Hi all,

oliver clement wrote:

I am using JSVGCanvas inside an Applet and I'm planning to
enable users to transcode the viewed document into a typical image format.
In its first version my applet was signed and users could save the transcoder results under their filesystem. However after discussing with my team, it turned out that it would be more "natural" not to sign the applet and to render the transcoder's
results in a new browser window. Any Idea of how I could do this (temporary files seem excluded) ?

Well this is mostly an Applet<->Browser communication issue. The one suggestion I have is that you could try Base64 encoding the image stream and storing it in an HTML IMG element using the 'data:' protocol URL. But I'm really not a browser guru so I don't know how widely this is supported, and I don't really know how you get your Applet to talk to the browser (I think this is called 'LiveConnect' where javascript in browser talks to Java in Applet but really I've never done anything with it).

Tonny Kohar wrote:

I do not know if my method is working or not.

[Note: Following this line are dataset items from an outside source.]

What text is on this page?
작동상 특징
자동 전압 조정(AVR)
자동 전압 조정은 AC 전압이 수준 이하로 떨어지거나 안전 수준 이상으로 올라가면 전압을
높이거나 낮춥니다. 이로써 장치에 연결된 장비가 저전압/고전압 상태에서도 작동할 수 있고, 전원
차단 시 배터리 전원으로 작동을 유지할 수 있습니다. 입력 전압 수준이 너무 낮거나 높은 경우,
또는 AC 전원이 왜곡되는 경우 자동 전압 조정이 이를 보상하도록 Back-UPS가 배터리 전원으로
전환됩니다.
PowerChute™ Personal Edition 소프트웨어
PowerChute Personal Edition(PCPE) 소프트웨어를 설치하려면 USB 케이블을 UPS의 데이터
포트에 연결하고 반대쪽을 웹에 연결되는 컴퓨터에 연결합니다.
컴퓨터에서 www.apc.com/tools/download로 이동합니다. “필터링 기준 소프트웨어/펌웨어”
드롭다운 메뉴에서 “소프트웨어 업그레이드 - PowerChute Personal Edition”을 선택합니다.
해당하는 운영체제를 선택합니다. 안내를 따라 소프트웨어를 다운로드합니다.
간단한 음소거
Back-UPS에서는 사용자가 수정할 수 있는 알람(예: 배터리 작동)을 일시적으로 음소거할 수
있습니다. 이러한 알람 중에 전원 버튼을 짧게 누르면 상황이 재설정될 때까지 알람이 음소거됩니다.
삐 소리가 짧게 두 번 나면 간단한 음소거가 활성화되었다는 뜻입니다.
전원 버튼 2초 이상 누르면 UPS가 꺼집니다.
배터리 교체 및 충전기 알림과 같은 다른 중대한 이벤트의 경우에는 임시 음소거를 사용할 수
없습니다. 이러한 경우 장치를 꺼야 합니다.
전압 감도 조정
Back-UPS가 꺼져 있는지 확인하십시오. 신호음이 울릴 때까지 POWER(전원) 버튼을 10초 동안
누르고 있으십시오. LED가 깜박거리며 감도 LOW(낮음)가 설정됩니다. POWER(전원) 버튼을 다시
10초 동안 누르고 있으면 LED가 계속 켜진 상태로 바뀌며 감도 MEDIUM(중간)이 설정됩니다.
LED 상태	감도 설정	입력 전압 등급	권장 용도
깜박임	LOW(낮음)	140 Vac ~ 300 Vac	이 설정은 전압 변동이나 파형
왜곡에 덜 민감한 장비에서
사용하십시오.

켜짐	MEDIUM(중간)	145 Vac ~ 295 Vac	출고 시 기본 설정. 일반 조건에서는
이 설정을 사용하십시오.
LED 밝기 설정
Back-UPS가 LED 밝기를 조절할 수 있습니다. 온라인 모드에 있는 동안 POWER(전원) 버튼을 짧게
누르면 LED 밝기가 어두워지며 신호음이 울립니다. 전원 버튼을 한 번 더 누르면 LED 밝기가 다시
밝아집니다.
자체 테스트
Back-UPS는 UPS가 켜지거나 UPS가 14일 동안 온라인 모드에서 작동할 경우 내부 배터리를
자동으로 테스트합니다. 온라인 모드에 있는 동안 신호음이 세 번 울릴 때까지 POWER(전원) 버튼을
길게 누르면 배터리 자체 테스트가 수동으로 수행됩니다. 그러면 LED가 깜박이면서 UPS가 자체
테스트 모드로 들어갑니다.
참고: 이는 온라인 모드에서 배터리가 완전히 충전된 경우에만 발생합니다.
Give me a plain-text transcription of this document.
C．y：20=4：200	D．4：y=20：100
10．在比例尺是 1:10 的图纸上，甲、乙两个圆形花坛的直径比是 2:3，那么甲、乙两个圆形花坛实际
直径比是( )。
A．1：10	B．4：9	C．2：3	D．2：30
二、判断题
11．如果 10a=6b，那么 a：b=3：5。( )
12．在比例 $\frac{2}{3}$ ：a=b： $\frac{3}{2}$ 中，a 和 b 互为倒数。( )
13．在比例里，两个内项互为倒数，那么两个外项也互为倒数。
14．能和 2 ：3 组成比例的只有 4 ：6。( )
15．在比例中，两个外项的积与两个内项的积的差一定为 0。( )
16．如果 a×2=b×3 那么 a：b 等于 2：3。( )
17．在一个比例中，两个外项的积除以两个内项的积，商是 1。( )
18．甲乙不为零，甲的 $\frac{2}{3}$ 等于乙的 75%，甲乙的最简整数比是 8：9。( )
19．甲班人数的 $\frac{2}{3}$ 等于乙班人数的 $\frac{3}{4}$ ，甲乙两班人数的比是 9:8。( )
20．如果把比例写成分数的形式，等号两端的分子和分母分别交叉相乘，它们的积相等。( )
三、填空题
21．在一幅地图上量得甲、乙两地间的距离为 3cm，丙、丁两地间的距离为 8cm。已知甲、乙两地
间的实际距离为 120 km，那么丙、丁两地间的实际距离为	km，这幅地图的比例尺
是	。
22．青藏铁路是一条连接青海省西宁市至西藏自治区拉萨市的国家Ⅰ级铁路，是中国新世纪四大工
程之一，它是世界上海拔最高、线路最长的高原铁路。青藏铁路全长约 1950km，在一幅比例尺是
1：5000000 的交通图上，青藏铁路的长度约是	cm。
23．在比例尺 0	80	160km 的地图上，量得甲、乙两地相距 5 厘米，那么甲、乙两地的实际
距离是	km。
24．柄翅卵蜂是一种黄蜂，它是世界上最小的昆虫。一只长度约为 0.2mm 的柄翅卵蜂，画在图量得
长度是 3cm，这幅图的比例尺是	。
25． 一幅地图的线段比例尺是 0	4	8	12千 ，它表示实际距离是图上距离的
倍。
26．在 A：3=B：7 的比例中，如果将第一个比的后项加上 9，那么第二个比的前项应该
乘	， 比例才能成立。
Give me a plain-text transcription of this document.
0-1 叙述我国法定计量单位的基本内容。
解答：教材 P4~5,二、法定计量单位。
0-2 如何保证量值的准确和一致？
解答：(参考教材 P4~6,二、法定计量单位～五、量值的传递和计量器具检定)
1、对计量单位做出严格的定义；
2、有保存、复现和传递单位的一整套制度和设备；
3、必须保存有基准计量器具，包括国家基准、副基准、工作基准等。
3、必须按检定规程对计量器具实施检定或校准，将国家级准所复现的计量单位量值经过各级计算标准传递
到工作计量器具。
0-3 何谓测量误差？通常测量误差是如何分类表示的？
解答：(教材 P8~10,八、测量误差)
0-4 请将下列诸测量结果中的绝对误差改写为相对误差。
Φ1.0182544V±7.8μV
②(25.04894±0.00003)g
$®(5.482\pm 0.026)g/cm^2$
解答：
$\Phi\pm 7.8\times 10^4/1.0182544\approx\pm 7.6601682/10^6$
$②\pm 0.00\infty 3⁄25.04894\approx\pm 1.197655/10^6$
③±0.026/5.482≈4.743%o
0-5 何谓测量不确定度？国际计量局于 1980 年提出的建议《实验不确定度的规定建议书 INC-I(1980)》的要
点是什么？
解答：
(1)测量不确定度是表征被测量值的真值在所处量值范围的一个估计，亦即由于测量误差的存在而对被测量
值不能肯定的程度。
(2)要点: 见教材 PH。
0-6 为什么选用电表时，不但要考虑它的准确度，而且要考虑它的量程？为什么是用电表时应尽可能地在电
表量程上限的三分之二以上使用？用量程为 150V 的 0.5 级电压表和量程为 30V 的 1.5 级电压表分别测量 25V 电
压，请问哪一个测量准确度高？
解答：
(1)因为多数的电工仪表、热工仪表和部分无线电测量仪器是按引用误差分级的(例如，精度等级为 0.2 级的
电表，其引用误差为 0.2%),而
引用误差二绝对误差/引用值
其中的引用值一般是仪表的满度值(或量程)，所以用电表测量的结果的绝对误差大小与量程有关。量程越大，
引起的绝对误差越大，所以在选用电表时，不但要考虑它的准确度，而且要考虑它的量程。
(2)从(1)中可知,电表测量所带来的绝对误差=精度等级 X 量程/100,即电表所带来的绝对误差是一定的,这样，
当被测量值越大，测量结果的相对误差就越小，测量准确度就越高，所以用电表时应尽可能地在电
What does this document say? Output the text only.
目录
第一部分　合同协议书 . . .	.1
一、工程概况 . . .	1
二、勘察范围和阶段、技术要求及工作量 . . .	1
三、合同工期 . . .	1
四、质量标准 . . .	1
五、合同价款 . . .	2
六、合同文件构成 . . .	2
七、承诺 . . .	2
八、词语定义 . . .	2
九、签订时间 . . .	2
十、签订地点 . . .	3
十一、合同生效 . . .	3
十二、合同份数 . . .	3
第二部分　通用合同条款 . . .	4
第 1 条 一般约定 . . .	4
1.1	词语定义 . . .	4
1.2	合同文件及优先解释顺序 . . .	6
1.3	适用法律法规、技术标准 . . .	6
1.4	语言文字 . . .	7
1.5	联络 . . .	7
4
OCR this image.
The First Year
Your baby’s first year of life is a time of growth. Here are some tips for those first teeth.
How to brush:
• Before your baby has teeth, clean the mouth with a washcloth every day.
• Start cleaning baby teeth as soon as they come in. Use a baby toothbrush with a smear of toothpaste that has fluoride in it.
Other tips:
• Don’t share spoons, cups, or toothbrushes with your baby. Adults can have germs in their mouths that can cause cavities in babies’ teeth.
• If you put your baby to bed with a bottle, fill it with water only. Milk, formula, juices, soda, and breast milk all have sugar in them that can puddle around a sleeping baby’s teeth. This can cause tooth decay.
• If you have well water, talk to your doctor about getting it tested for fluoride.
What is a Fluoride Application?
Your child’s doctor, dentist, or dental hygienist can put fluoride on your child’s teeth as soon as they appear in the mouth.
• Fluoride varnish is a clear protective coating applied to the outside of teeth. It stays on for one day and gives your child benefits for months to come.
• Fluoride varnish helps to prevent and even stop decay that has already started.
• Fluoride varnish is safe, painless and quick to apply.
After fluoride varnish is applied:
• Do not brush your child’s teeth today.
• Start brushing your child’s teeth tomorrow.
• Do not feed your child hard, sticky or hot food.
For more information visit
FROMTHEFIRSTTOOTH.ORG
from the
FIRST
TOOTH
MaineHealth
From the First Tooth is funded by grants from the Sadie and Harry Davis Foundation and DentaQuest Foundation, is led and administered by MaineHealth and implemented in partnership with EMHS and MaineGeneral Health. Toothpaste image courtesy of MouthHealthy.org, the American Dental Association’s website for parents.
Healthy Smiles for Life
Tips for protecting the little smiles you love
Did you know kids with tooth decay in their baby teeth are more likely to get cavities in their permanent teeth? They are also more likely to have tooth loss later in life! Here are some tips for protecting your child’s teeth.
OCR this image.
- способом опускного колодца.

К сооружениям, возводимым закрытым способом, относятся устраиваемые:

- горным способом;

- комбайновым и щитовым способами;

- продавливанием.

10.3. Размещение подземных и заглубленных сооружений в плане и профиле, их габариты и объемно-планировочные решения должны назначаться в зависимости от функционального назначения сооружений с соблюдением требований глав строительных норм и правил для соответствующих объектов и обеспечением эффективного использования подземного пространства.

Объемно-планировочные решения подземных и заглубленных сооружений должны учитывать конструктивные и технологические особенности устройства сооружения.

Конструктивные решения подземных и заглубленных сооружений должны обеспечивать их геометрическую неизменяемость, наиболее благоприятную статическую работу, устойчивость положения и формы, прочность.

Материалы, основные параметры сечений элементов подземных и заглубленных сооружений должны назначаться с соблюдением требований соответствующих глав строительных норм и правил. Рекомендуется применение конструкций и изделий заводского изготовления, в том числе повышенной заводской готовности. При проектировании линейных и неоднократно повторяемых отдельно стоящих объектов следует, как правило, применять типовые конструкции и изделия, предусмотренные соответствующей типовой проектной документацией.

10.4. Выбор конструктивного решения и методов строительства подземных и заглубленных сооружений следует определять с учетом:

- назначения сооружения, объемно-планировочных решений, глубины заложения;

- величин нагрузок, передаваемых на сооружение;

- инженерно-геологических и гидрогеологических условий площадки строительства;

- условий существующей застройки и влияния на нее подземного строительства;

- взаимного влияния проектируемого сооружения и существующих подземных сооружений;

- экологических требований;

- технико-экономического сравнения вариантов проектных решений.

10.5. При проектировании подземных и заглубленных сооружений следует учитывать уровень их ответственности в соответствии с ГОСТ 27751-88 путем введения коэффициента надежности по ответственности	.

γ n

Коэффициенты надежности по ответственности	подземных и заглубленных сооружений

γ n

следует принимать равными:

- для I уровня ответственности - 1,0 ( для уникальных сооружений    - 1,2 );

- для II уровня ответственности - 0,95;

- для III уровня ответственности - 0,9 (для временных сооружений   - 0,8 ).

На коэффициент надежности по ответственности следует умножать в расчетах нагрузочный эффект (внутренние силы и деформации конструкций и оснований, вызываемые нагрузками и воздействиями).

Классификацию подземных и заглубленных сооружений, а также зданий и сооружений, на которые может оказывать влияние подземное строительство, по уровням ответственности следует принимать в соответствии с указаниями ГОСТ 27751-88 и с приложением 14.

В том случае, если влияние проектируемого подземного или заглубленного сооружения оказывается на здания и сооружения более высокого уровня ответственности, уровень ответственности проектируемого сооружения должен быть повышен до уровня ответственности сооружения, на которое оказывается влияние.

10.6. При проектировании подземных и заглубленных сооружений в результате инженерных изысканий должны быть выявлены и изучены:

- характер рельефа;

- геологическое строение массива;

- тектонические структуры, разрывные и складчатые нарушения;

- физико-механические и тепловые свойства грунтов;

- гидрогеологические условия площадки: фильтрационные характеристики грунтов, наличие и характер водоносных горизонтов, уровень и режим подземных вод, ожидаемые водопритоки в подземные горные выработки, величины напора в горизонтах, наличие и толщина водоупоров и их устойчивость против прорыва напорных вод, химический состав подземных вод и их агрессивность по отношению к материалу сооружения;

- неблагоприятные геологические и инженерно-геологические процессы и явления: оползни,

You could keep the image
file generated by transcoder into the buffer/stream (do not need temp
files) then just read the buffer back into Image object. Then just
display the Image object.

I think they want to do it in an HTML file (so the user can right-click and save the image). This is a good idea if they just want to display the rendered image.

Or maybe you could extends the transcoder to return the Image instead of
transcode into the file

There is one other option which would be for your client to talk to the server and have the server generate the temporary image file then have the browser show that. The client would probably have to send back the SVG to render of course.